Review: Just Go With It
PLOT: Danny (Adam Sandler) is a middle aged plastic surgeon, who passes himself off as married in order to make sure all of his flings stay one night stands. One day, he meets the gorgeous Palmer (Brooklyn Decker), and immediately falls head over heels in love with her. Problem is- she thinks he’s married. Unwilling to be a home breaker, Danny passes off his assistant Katherine (Jennifer Aniston) as his soon-to-be-ex wife, but when her kids end up in Danny’s story, the whole scheme becomes more and more complicated. It all culminates in a trip to Hawaii, where sparks begin to fly between Danny and Katherine, despite his lust for the willing Palmer.
REVIEW: JUST GO WITH IT. What an ironic title, as that’s what I kept whispering to myself when I was caught in a preview screening of this film with an audience that was reacting to it like it was the second coming of THE HANGOVER. I don’t know what it is with Adam Sandler, and why he’s been able to cast such a spell over the average moviegoer the way he has, with all of his films of almost all of his comedies since the late nineties grossing over $100 million apiece. This is despite the fact that, other than the unique PUNCH-DRUNK LOVE, FUNNY PEOPLE, and REIGN OVER ME, he arguably hasn’t done a really good comedy since THE WEDDING SINGER.
Lately his films have become increasingly painful to watch, with the recent GROWN-UPS being a dubious low point in his career; although financially it was a hit, so I guess in Hollywood’s eyes, he’s still at his peak. For a former fan of his, such as myself, his recent films have been insultingly bad, as he doesn’t even seem to be trying anymore. JUST GO WITH IT is yet another of his lazy efforts, with this being nothing more than a collection of lame, low-brow jokes, worked into a loose (and I mean LOOSE) remake of the old Walter Matthau, Goldie Hawn, Ingrid Bergman romp, CACTUS FLOWER.

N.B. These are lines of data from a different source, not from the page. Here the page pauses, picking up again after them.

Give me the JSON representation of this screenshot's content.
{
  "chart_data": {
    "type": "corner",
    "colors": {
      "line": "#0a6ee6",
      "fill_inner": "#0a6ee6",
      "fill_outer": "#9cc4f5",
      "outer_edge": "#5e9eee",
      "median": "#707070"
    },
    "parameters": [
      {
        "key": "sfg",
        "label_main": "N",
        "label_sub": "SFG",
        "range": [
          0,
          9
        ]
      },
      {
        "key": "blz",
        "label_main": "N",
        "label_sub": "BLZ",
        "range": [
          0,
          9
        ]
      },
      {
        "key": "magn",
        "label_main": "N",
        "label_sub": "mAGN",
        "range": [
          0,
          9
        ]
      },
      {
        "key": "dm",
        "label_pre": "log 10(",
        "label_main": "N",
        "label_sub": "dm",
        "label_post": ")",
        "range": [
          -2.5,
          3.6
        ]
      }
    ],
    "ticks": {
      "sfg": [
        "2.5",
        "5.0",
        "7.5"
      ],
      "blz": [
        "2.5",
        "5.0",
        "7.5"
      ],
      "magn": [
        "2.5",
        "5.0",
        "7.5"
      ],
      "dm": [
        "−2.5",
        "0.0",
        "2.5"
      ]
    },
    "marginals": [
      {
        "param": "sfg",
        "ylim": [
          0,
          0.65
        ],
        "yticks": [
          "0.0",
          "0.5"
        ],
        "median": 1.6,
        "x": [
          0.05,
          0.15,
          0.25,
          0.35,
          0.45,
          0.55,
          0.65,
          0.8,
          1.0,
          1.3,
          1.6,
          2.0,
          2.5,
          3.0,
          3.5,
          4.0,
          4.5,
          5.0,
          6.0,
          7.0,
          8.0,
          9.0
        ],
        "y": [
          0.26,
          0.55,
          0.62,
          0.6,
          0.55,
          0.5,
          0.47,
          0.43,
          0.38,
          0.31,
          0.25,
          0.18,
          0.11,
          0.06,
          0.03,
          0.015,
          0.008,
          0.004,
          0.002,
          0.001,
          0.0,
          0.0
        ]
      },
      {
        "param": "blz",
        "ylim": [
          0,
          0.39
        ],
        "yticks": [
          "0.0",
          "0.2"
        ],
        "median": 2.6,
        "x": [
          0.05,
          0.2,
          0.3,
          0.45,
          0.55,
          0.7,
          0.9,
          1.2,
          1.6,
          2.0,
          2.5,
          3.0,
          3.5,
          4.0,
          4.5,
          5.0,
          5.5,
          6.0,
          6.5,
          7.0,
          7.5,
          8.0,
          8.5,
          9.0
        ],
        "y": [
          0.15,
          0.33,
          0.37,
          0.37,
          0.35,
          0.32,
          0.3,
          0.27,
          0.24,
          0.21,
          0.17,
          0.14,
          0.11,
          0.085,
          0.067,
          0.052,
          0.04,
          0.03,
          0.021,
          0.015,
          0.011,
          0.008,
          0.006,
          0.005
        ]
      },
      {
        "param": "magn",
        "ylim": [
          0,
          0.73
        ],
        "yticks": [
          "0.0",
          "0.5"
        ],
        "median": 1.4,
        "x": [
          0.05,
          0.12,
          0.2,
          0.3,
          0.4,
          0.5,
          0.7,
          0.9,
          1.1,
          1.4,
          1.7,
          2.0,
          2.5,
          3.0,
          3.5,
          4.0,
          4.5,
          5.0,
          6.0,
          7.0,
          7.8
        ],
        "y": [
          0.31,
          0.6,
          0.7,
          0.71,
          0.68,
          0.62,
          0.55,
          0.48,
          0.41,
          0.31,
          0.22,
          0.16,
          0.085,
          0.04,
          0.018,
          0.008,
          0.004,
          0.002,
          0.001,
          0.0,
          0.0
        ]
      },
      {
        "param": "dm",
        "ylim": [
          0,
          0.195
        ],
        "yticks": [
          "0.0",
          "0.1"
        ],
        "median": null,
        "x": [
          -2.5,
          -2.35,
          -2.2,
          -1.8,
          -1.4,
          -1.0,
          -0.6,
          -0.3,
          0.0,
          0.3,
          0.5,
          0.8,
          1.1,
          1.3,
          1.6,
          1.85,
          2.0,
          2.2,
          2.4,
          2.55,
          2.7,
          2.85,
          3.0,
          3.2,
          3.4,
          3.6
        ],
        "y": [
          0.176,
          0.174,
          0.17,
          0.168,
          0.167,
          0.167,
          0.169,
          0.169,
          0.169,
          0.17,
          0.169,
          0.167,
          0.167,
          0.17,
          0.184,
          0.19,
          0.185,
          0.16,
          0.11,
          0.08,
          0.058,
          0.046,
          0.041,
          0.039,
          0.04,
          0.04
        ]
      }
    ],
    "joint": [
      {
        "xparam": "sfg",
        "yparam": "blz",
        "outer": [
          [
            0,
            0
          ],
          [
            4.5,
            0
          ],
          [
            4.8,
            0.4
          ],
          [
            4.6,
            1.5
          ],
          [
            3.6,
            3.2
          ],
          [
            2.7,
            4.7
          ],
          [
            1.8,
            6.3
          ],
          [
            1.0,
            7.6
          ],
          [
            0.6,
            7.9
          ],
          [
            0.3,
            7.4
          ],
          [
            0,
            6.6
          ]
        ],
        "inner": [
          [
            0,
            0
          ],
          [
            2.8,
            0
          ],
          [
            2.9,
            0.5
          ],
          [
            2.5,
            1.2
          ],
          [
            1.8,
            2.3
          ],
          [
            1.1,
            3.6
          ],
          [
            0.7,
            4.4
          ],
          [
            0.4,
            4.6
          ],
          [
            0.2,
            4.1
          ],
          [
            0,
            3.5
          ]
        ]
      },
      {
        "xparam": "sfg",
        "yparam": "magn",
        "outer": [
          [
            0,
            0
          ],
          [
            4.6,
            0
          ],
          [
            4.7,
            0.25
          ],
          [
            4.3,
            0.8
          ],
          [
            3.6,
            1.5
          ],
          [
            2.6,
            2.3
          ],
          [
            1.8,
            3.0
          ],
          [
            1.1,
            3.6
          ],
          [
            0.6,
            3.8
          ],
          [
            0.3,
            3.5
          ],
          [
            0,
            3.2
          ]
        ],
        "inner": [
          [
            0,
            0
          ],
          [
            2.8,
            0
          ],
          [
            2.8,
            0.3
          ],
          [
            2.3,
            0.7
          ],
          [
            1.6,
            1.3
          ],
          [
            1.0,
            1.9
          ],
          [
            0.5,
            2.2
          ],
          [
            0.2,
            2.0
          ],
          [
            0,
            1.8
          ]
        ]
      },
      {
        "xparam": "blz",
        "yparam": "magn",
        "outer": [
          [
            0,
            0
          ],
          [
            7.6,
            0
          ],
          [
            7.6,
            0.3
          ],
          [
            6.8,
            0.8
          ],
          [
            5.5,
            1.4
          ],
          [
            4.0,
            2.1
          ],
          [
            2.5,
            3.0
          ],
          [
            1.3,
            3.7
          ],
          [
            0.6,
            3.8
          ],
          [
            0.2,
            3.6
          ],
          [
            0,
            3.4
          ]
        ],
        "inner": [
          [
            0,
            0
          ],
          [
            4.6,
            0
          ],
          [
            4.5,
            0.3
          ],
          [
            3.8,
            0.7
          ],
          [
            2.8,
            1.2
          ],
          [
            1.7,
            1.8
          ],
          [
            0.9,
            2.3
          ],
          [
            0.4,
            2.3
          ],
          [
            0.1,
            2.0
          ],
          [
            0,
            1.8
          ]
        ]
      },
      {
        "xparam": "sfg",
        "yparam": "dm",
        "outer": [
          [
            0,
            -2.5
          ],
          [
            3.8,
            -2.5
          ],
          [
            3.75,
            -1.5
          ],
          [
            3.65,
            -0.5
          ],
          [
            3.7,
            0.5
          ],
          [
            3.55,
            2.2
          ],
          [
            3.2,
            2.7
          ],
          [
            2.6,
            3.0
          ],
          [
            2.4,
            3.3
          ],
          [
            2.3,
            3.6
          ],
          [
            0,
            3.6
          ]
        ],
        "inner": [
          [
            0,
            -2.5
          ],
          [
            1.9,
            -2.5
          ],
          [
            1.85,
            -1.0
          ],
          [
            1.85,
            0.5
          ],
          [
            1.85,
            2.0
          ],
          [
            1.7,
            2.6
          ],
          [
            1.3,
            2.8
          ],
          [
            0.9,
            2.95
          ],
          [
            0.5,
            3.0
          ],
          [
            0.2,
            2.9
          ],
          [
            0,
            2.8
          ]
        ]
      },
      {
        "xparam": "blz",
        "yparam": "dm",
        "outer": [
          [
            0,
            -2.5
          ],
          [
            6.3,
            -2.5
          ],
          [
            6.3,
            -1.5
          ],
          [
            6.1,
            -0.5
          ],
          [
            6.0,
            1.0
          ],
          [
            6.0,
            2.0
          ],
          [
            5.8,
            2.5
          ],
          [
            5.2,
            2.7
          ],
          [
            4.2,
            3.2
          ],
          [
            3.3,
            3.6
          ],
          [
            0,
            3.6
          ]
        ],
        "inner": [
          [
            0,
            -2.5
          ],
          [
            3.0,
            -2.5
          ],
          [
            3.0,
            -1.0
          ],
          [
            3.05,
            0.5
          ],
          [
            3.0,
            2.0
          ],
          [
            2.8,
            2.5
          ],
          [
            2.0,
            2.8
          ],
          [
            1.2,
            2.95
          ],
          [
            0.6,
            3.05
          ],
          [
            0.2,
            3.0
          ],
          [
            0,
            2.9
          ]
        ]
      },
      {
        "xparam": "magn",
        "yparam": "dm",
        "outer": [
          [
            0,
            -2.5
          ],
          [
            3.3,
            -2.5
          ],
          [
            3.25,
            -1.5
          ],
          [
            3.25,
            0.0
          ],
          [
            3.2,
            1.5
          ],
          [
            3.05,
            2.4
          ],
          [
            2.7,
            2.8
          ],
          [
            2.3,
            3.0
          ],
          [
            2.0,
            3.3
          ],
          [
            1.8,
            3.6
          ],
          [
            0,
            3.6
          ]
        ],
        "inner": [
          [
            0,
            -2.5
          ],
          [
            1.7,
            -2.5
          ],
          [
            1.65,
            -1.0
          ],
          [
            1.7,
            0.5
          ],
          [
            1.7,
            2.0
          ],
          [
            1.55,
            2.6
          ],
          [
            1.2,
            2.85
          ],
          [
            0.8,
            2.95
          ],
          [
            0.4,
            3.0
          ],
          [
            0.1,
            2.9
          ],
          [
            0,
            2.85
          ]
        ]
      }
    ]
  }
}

As always, Sandler gets to play a can’t miss ladies man (with recent films allowing him to hook up with Kate Beckinsale, Jessica Biel, Emmanuel Chriqui, Marissa Tomei, Salma Hayek, and others that are equally as hot). Here, he gets to romance both Jennifer Aniston, and the almost supernaturally hot Brooklyn Decker, who looks like she was engineered in a sexy lab somewhere by the guys from WEIRD SCIENCE.
You gotta love the fact that Jennifer Aniston, with her perfectly toned bod, is playing the wallflower, that Sandler has to evolve towards falling in love with. Aniston’s still a bloody gorgeous woman, and her playing a gal that can’t get a date strikes me as a tad ludicrous. While I haven’t been a fan of her recent films, I will say this- Aniston is actually quite likable here, and probably the best thing about the film.
As for Sandler, he’s strictly on auto-pilot throughout, playing the same guy he’s played over and over. Instead of being a ladies’ man slacker like BIG DADDY, a ladies’ man firefighter like I NOW PRONOUNCE YOU CHUCK AND LARRY or a ladies ’ man agent like GROWN UPS, he plays a ladies’ man plastic surgeon. Nice to see he’s stretching- or not…
The much-hyped Brooklyn Decker, soon to steam up movie screens in the absurd sounding BATTLESHIP, is fine as his sexy love interest, although she’s not called on to do much other than lounge around in a bikini. In that respect, I’m not complaining.
As the wacky sidekick, we get Nick Swardson, who’s becoming something of a Sandler stock-player. Basically, he’s the guy who can’t land a date, and a weak-ass plot device sees him tagging along on the trip to Hawaii, posing as a sheep herder named Dolph Lundgren. Sigh. Naturally, there’s a scene in the film where he tries to revive an intentionally fake-looking sheep via CPR, that I swear, seems like it was stolen right out of ME, MYSELF, & IRENE, albeit with a sheep swapped in for a cow.
Nicole Kidman also turns up in a gloried cameo, as Aniston's old college nemesis. Kidman really does not have a flair for comedy, which was obvious enough in BEWITCHED. The only thing that's kinda funny about her role is Dave Matthews (yes, THE Dave Matthews) who plays her husband, who proclaims himself the inventor of the iPod. He's funnier than anyone else in the film.
Suffice to say, I really, really hated JUST GO WITH IT. The only way my buddy Nick and I were able to entertain ourselves in the particularly painful final half hour, was by narrating the film Werner Herzog style. I just couldn’t help it, as nothing about JUST GO WITH IT struck me as remotely funny, or original. Even the soundtrack, which is comprised of hits by The Police, mixed with current soft pop hits, felt tacked on. To me, JUST GO WITH IT only proved one thing, which is that Sandler seems incapable of making a good film when paired with his ‘Happy Madison ‘crew. I’m sure they’re a bunch of great guys, but this is just lazy, lazy movie-making. That said, it’ll probably still gross $100 Million. Sigh.